For the model, we stuck to the decision tree because it seemed pretty reliable and didnt seem to overfit to the data originally because the test and training accuracy were similar. The hyperparameters that ended up performing the best after grid searching were 16 max_depth, 100 min_samples_split, and gini criterion. We planned to tune max_depth, min_samples_split, and model criterion on our decision trees. Obviously, max_depth is a good hyperparameter to tune because if the deeper the tree goes, it will be able to split groups more effectively and choose a wider variety of champions. However, if the depth is too high, then the model could potentially be overfitting to the dataset. For min_samples_split, it is a hyperparameter that determines when a node is allowed to split. A lower number could split a lot more nodes and differentiate between champions, but a higher split could help us generalize better to the overall dataset.

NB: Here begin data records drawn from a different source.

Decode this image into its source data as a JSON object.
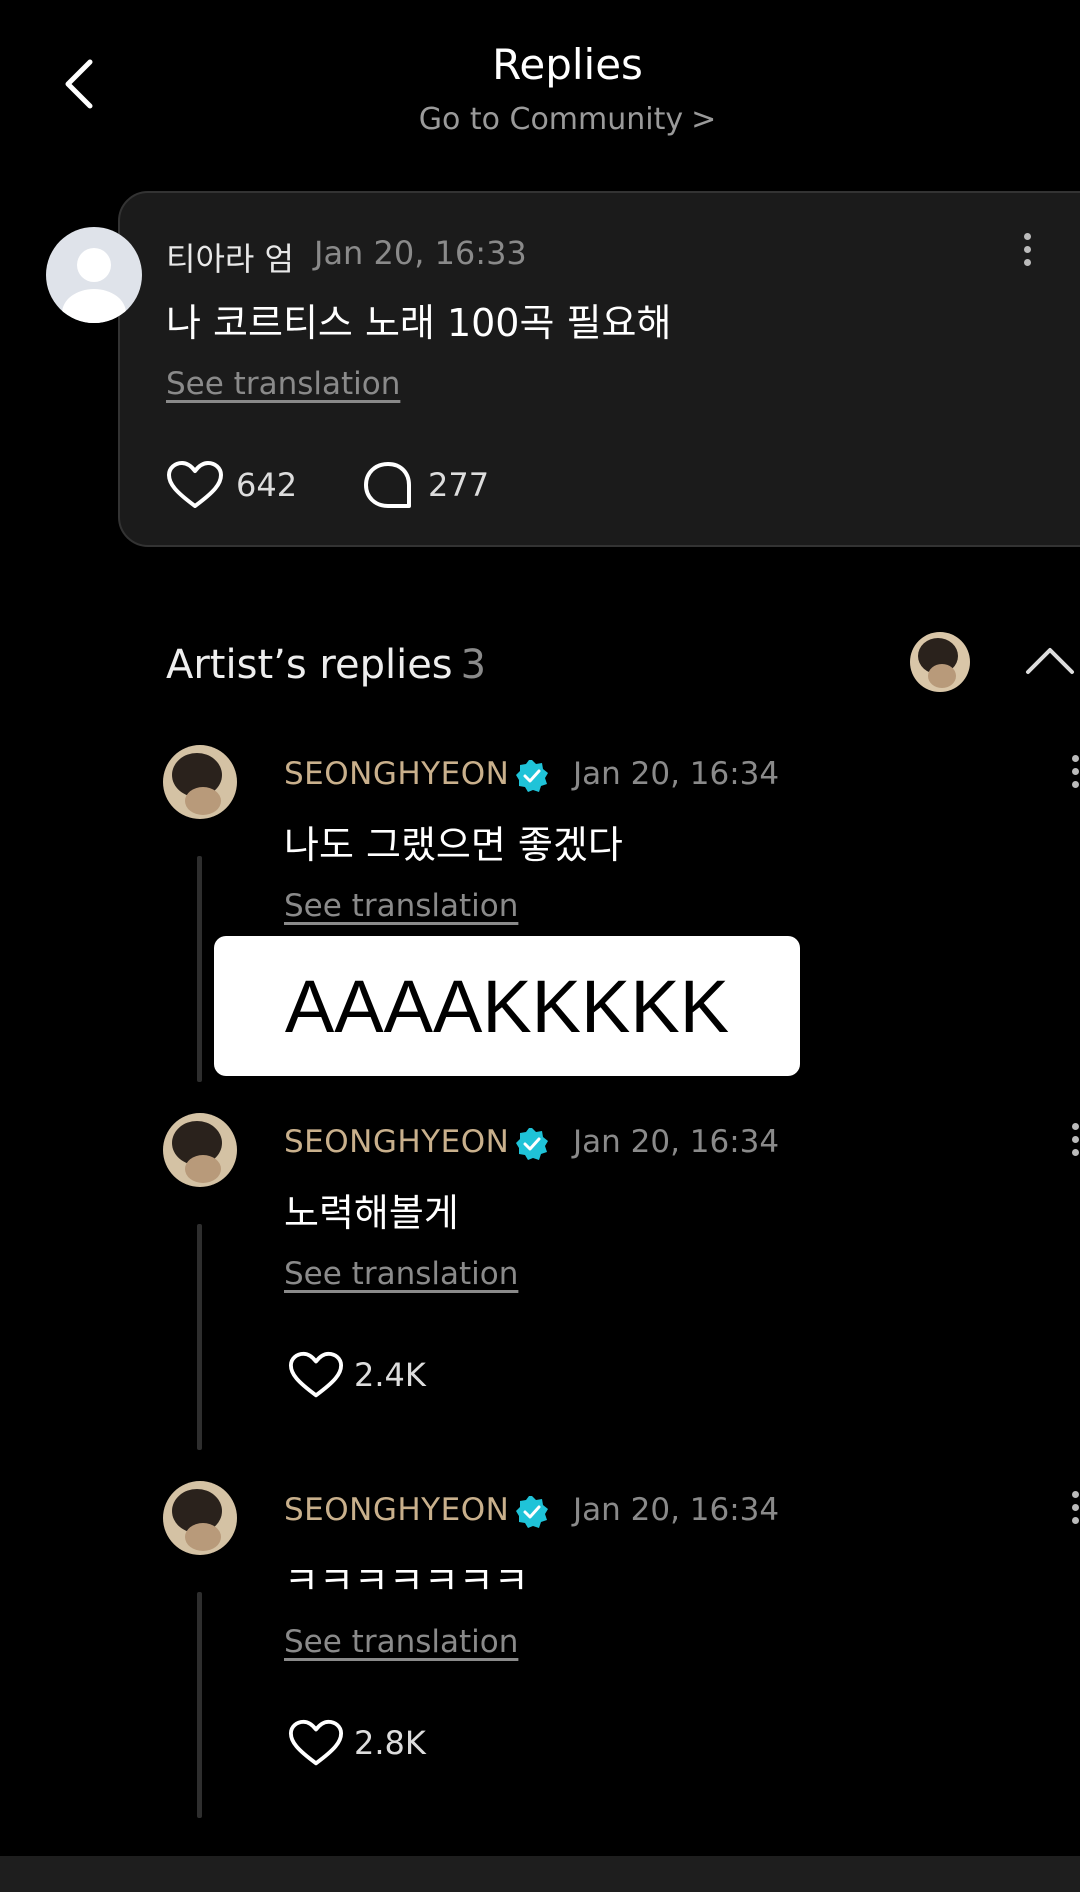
{
  "header": {
    "title": "Replies",
    "subtitle": "Go to Community",
    "subtitle_chevron": ">"
  },
  "comment": {
    "author": "티아라 엄",
    "time": "Jan 20, 16:33",
    "text": "나 코르티스 노래 100곡 필요해",
    "see_translation": "See translation",
    "likes": "642",
    "replies": "277"
  },
  "artist_replies": {
    "title": "Artist’s replies",
    "count": "3",
    "items": [
      {
        "name": "SEONGHYEON",
        "time": "Jan 20, 16:34",
        "text": "나도 그랬으면 좋겠다",
        "see_translation": "See translation"
      },
      {
        "name": "SEONGHYEON",
        "time": "Jan 20, 16:34",
        "text": "노력해볼게",
        "see_translation": "See translation",
        "likes": "2.4K"
      },
      {
        "name": "SEONGHYEON",
        "time": "Jan 20, 16:34",
        "text": "ㅋㅋㅋㅋㅋㅋㅋ",
        "see_translation": "See translation",
        "likes": "2.8K"
      }
    ]
  },
  "overlay_caption": "AAAAKKKKK",
  "colors": {
    "background": "#000000",
    "card": "#1b1b1b",
    "artist_name": "#c9b08c",
    "verified_badge": "#1fc3d8",
    "muted_text": "#8a8a8a"
  }
}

Finally, criterion determines the quality of the split. It was added to see whether a quality of a split could improve the accuracy Overall, it was an overall improvement because our test accuracy was 2 times better compared to original baseline model. 20% vs 10%

Fairness Analysis

In addition to simply testing our accuracy on test data and training data, we also need to analyze the fairness of our model. One way we will judge how fair our model is, is by testing it on different groups of data. The two groups we will seperate our data into are

Group X: The stats for every region’s leagues except for China’s league, the LPL.
Group Y: The stats for only China’s league, the LPL. We chose these groups because the LPL is missing a lot of data, which hindered our ability to choose specific columns that could have increased our model’s performance. However, the LPL is also a large majority of Tier 1 league games, so we can not just get rid of them because they have a lot of missing values.

The evaluation metric we will be using to compare these groups and our fairness will be the accuracy of our model when run on them. Our null hypothesis and alternative hyptohesis are:

Null Hypothesis: The model is fair. Its accuracy for predicting champions in the LPL(China) vs other regions are roughly the same, and any differences are due to random chance.
Alternative Hypothesis: Our model is unfair, so its accuracy for predicting champions in the LPL is higher to other region and the difference is significant. We were already fitting our model for China because the model doesn’t include features that China does not have, so it is possible that it predict China better

The test statistic we used was the accuracy of our model on the data only including the China’s league games and we decided to set the significance value we were looking for to 0.01. Our p_value that we we found was 0.001. Since we set our signfiicance level to 0.01, we reject the null hypothesis that the model is fair at predicting champions for chinese leagues vs non-chinese leagues. This means that it seems likely that our model is better at predicting what Champions a player in the Chinese league would play, compared to a non-Chinese player.

Permutation Test Graph

Red line is our observed statistic. Only 0.1% of the data generated under the null hypothesis is at least as extreme as our observed statistic. Therefore, it is an extremely unlikely case leading us to reject the null hypothesis.